Anna Magnani Movies
Of the many foreign actresses to earn international success, most -- Brigitte Bardot, Sophia Loren, Gina Lollabrigida, to name a few -- were bombshells, sex symbols in the classic mold. Anna Magnani was the exception; earthy and unkempt, she was neither glamorous nor statuesque, yet radiated such fierce intelligence and sensuality that she became a major star, and along with Guilietta Masina she reigned as the most celebrated Italian actress of the postwar era. Born March 7, 1908, in Alexandria, Egypt, Magnani was raised by her grandmother in the slums of Rome. She studied acting at Santa Cecilia's Corso Eleanora Duse but began her performing career as a nightclub singer before moving on to variety theaters and stock. While singing in San Remo, she married filmmaker Goffredo Alessandri in 1933 and through him Magnani met director Nunzio Malasomma, who cast her in a lead role in his 1934 effort La Cieca di Sorrento. Under Alessandri, she next appeared in 1936's Cavalleria, followed in 1938 by Mario Soldati's Tarakanova.Magnani also continued pursuing a theatrical career, starring in productions of The Petrified Forest and Anna Christie. Despite her stage success, however, she struggled in film, landing only small roles in pictures including 1940's Una Lampada alla Finestra and 1941's Finalmente Soli. A lead role in Vittorio de Sica's Teresa Venerdi earned good notices, but Magnani then returned to supporting turns, appearing opposite Roberto Villa in 1942's La Fortuna Viene de Cielo. After giving birth to a son by actor Massimo Serato, Magnani was absent for performing for over a year. Upon returning to work in 1943, her options were extremely limited -- the escalation of the war had resulted in a ban on all foreign plays -- so she appeared in a revue, Cantachiaro No. 2. She also appeared with Aldo Fabrizi in a pair of films, the Mario Mattoli thriller L'Ultima Carrozzella and the comedy Campo di Fiori, and in 1944 she accepted a small role in Il Fiore sotto gli Occhi.

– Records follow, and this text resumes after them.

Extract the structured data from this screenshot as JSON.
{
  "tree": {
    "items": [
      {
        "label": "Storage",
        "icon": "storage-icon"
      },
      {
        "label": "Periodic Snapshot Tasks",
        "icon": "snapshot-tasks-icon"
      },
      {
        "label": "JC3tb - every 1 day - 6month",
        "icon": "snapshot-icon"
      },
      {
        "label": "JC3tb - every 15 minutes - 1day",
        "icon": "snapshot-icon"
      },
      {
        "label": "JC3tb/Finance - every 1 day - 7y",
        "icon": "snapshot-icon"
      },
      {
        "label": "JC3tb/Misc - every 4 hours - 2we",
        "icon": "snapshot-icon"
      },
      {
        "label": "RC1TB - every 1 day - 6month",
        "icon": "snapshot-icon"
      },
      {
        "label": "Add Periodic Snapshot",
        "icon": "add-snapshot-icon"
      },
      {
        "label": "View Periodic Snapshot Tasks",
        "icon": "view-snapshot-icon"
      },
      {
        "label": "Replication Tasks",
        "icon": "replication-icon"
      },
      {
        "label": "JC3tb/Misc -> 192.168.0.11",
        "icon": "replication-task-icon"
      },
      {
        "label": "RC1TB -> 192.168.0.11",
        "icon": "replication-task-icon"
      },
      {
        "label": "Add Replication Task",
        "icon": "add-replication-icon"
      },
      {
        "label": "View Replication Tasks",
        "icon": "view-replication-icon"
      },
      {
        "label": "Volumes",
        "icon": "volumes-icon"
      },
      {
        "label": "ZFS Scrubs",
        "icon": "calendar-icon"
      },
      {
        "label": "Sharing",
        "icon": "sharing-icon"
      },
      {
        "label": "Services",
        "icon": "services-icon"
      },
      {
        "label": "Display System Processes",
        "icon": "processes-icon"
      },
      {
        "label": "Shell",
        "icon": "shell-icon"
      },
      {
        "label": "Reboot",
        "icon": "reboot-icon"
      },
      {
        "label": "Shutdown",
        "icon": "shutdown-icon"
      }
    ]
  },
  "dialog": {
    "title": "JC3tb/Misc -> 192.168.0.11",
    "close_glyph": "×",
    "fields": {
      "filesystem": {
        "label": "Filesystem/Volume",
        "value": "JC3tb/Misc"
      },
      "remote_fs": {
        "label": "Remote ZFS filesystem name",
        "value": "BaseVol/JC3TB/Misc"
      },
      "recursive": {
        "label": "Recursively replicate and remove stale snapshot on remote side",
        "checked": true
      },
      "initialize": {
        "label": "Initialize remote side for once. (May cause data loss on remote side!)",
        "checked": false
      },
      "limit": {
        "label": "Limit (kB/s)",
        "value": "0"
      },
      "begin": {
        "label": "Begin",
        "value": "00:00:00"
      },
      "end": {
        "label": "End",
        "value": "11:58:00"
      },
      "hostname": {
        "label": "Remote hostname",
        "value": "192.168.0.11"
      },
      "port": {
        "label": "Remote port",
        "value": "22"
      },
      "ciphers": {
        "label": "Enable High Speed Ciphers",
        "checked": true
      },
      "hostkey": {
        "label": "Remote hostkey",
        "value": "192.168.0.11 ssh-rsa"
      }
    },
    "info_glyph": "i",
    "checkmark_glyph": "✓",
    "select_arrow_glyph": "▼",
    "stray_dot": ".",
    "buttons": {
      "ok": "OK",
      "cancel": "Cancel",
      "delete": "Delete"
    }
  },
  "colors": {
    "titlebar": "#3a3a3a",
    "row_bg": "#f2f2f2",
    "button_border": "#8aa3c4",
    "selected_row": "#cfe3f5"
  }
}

While the Italian film industry was already in a state of chaos throughout the course of World War II, the German occupation almost crippled it for good. Under extraordinarily difficult conditions, director Roberto Rossellini began work on Roma, Città Aperta, filming clandestinely even as the Nazis were exiting the city. As a pregnant widow destined for tragedy at the hands of the Germans, Magnani delivered an extraordinarily powerful performance which helped spark the picture to international success, spearheading the Italian neorealist movement. Once regarded primarily as a comedienne, she now emerged across the world as a powerful dramatic actress, and her deliberate lack of movie-star glamour was much acclaimed by critics. Magnani then starred in Gennaro Righelli's comedy Abbasso la Miseria, followed by 1946's Davanti a lui Tremava Tutta Roma. For Alberto Lattuada, she starred in another contemporary drama, Il Bandito, followed by Righelli's sequel Abbasso la Ricchezza.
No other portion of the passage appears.